Newsmax’s Lidia Curanaj lit into the Biden administration on Sunday, declaring that “fifty‑nine percent of illegals were on our payroll before the government shutdown” and pointing to SNAP as a glaring example of the problem. Her blunt framing captured the frustration millions of Americans feel watching Washington spend taxpayer dollars while open‑border policies keep sending more people here outside the rule of law. Many patriots watching nodded — but we also owe it to the truth to separate inflammatory rhetoric from the facts so our outrage has teeth.
Here’s the sober reality: SNAP is a federal program with clear eligibility rules that generally bar unauthorized immigrants from receiving federally funded benefits, and it is administered by states under USDA oversight. Qualified noncitizens can access some benefits under narrow conditions, and citizen children in mixed‑status households may receive assistance, but the law does not broadly hand welfare cards to people who enter the country unlawfully. The Congressional Research Service and USDA explain the program’s federal rules and state administration framework in plain language.

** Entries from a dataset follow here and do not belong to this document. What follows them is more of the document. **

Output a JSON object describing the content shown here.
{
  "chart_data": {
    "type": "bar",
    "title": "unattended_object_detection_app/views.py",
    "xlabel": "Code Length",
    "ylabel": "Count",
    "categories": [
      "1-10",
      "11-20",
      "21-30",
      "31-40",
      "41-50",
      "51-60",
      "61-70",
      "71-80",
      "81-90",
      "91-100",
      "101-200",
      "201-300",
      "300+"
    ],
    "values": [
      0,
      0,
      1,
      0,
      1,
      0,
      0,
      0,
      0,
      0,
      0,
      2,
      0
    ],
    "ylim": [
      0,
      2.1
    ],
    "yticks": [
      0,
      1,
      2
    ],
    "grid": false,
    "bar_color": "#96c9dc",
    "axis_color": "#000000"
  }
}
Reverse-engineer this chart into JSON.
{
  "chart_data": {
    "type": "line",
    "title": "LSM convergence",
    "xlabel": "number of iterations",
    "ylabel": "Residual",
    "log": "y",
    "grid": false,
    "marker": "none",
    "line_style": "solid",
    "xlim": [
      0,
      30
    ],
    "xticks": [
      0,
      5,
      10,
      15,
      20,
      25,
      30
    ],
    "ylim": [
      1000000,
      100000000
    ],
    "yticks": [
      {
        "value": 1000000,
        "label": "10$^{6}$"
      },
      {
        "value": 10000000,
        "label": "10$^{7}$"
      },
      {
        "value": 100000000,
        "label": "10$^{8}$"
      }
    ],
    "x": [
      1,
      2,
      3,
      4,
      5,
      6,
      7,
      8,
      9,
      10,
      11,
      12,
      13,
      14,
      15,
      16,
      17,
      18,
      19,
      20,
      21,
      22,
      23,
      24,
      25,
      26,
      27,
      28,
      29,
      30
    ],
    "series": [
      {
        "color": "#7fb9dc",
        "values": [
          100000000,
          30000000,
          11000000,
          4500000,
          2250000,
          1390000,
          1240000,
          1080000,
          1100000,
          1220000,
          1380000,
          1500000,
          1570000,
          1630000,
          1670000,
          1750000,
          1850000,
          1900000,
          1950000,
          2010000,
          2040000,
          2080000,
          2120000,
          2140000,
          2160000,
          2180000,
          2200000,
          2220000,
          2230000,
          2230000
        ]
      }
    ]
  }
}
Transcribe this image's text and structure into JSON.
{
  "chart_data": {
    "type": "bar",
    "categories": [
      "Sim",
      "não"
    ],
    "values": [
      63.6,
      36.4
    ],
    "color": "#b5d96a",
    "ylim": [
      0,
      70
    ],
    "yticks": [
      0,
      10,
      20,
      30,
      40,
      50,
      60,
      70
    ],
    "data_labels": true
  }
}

That said, the left’s open‑border experiment has created messy loopholes and plenty of moral hazard. Data show noncitizen participation in SNAP exists — historically in the single digits as a share of participants — and mixed‑status households complicate enforcement and public perceptions. Advocates and watchdogs alike have documented how intimidation, shifting public‑charge rules, and state policy choices affect immigrant participation rates, but nowhere does the evidence support a claim that a majority of noncitizens or “illegals” are sucking on the federal teat at a 59 percent clip.
What Washington won’t tell you is how this administration has weakened checks and quietly encouraged states to share more benefits data without clear safeguards — and now states are fighting back. The state of Washington recently sued to block federal access to SNAP applicant data after the USDA signaled it might use such information for immigration enforcement, underscoring the chaos and the real privacy and governance questions at stake. Meanwhile, hardworking taxpayers get the short end of the stick while officials squabble about data and jurisdiction.
Conservatives have every right to be furious, but fury must be channeled into policy that works: tighten eligibility, close loopholes, and restore common‑sense verification like E‑Verify so employers stop hiring people who aren’t legally allowed to work and taxpayers stop footing bills for those who shouldn’t be here. If states want to offer charity, that’s one thing, but the federal treasury must prioritize citizens and legal residents first — especially during inflation and supply‑chain pain that we all feel at the supermarket. The Congressional Research Service and USDA outline tools Congress already has to tighten rules and improve work requirements if lawmakers have the backbone to use them.
The bigger picture is simple: a nation without secure borders and enforceable laws ceases to be a nation — it becomes a caricature of its former self. Americans who work two jobs, pay taxes on the nose, and keep faith with the community deserve a government that respects them, protects them, and stops rewarding lawbreaking. It’s time for Republican leaders to stop ceding the moral high ground and to force a debate in Congress that puts American families first, closes these welfare loopholes, and restores accountability to our immigration and benefits systems.